Il non profit dice no. Già, ma qual è la soglia minima? Lo studio del Cnel sui nidi la pone dai 4 ai 6 euro all'ora per bambino. Questa sarebbe la cifra che il Comune deve corrispondere al privato che prende in convenzione i nidi. La Cgil ha fatto una simulazione su base mensile: si va da un minimo di 591 a un massimo di 887 euro. E infatti più o meno tra i 600 e gli 800 euro al mese per bambino si erano andate fissando negli anni le convenzioni con il privato. Adesso il Comune di Milano bandisce asili in convenzione a 520 euro al mese per bambino; mentre Roma, come si è visto, scende addirittura a 500, dando però ai privati l'intera "concessione" dell'immobile. Come faranno a stare in queste tariffe? "Hanno ridotto di un'ora il servizio, fino alle 16,30. Potranno chiedere soldi alle famiglie per le ore aggiuntive, e affittare i locali nel weekend. Ma anche così è impossibile starci dentro. È una scelta chiara, tagliare i fondi per l'infanzia", dice Fabio Moscovini della Funzione pubblica Cgil del Lazio.
Ma le reazioni più furibonde vengono proprio da quel mondo del privato sociale che gli asili dovrebbe gestirli. "Siamo letteralmente inorriditi, costi così bassi rivelano una falsa coscienza.
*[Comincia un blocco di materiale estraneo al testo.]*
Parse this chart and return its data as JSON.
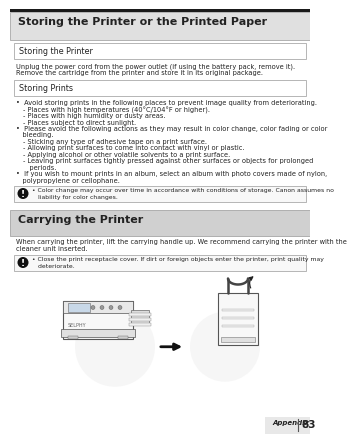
{
  "bg_color": "#ffffff",
  "title1": "Storing the Printer or the Printed Paper",
  "title1_bg": "#e0e0e0",
  "section1_title": "Storing the Printer",
  "section1_text_l1": "Unplug the power cord from the power outlet (if using the battery pack, remove it).",
  "section1_text_l2": "Remove the cartridge from the printer and store it in its original package.",
  "section2_title": "Storing Prints",
  "bullet1": "•  Avoid storing prints in the following places to prevent image quality from deteriorating.",
  "sub_bullets1": [
    "- Places with high temperatures (40°C/104°F or higher).",
    "- Places with high humidity or dusty areas.",
    "- Places subject to direct sunlight."
  ],
  "bullet2_l1": "•  Please avoid the following actions as they may result in color change, color fading or color",
  "bullet2_l2": "   bleeding.",
  "sub_bullets2": [
    "- Sticking any type of adhesive tape on a print surface.",
    "- Allowing print surfaces to come into contact with vinyl or plastic.",
    "- Applying alcohol or other volatile solvents to a print surface.",
    "- Leaving print surfaces tightly pressed against other surfaces or objects for prolonged",
    "   periods."
  ],
  "bullet3_l1": "•  If you wish to mount prints in an album, select an album with photo covers made of nylon,",
  "bullet3_l2": "   polypropylene or cellophane.",
  "note1_l1": "• Color change may occur over time in accordance with conditions of storage. Canon assumes no",
  "note1_l2": "   liability for color changes.",
  "title2": "Carrying the Printer",
  "title2_bg": "#d0d0d0",
  "section3_l1": "When carrying the printer, lift the carrying handle up. We recommend carrying the printer with the",
  "section3_l2": "cleaner unit inserted.",
  "note2_l1": "• Close the print receptacle cover. If dirt or foreign objects enter the printer, print quality may",
  "note2_l2": "   deteriorate.",
  "footer_text": "Appendix",
  "page_num": "83",
  "text_color": "#222222",
  "light_gray": "#e8e8e8",
  "border_color": "#aaaaaa",
  "note_bg": "#f8f8f8",
  "warn_icon_bg": "#111111"
}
È impossibile fornire servizi a quei prezzi rispettando gli standard di legge", dice Grazia Faltoni, presidente di Koiné, cooperativa presente nei nidi dal '91, con una quarantina di asili in Toscana e uno a Roma nato nell'ambito del progetto di bioarchitettura "nidi nel verde". Lega coop, a cui Koiné aderisce, ha dichiarato pubblicamente che non avrebbe partecipato a bandi così fatti. Ha risposto invece al bando di Roma - ma non a quello simile di Milano - il consorzio Con.Opera, della rete della Compagnia delle opere e aderente a un'altra realtà importante dei nidi privati, il consorzio Pan. Ma ha partecipato con una certa sofferenza: "Perché il Comune spende tanto e a noi chiede costi così bassi?", si chiede Guido Boldrin, direttore di Con.Opera, "il privato sociale non può essere considerato come un modo per esternalizzare servizi a basso prezzo. Noi ci teniamo a fornire un servizio di qualità. Sostenibile, ma di qualità".
Scandalizzata anche Laura Franceschini, direttrice del Centro nascita Montessori: "Quegli asili li ho visti, impossibile fornire un'accoglienza decorosa, intelligente e sensibile a quei costi. In questo modo il pubblico sta gravando sul privato: ci sarà uno straordinario abbattimento della qualità, con l'uso di più personale precario". Eppure al bando del Comune hanno risposto una quarantina di operatori: "È un'economia del ricatto, per evitare di chiudere si accettano anche queste condizioni", dice Franceschini. È netto Edo Patriarca, che per il Cnel ha coordinato lo studio sui costi dei nidi ed è stato per anni portavoce del Forum del terzo settore: "Stanno uccidendo il privato sociale, costringendo il terzo settore a comprimere ancora di più retribuzioni e standard. Vuol dire che non interessa più la qualità, ma solo trovare un'area di parcheggio per i bambini".